It’s well known that Multi-Head Attention is permutation equivalent (e.g. here). Let’s verify it in PyTorch.

import torch
from torch import nn

batch_size = 16
seq_length = 10
embed_dim = 384
n_heads = 8

attn = nn.MultiheadAttention(embed_dim, n_heads, batch_first=True)
X = torch.rand(batch_size, seq_length, embed_dim)
o = torch.randperm(seq_length)
z1, _ = attn(X, X, X)
z2, _ = attn(X[:, o], X[:, o], X[:, o])
print(torch.allclose(z1[:, o], z2))

Almost certainly, it will print a False. What’s going wrong? It turns out that PyTorch uses torch.float32 by default.

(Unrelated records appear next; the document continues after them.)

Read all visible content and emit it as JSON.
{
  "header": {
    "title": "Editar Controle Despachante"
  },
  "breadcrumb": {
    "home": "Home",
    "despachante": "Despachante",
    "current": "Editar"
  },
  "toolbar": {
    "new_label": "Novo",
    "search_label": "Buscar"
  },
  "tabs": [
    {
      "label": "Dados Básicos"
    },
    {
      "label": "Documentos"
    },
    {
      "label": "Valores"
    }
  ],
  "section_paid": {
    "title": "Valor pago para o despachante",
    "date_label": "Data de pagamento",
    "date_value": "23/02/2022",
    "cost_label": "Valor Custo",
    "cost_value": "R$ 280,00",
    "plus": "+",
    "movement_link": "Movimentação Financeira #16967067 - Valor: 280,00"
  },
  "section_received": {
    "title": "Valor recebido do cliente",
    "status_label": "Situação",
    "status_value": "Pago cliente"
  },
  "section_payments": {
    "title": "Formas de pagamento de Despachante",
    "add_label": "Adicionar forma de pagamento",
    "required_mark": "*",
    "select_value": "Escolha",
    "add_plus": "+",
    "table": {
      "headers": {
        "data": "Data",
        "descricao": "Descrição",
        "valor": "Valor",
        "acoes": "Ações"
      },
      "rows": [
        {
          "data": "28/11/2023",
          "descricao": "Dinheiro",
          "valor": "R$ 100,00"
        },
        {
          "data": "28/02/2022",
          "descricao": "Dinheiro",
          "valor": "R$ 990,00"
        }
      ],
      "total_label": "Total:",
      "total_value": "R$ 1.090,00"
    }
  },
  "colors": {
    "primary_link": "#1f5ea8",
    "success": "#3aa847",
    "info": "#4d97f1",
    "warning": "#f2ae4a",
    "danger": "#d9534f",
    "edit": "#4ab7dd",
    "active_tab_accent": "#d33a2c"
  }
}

Let’s increase the precision to torch.float64:

import torch
from torch import nn

batch_size = 16
seq_length = 10
embed_dim = 384
n_heads = 8

attn = nn.MultiheadAttention(embed_dim, n_heads, batch_first=True).to(torch.float64)
X = torch.rand(batch_size, seq_length, embed_dim, dtype=torch.float64)
o = torch.randperm(seq_length)
z1, _ = attn(X, X, X)
z2, _ = attn(X[:, o], X[:, o], X[:, o])
print(torch.allclose(z1[:, o], z2))

It should print True now.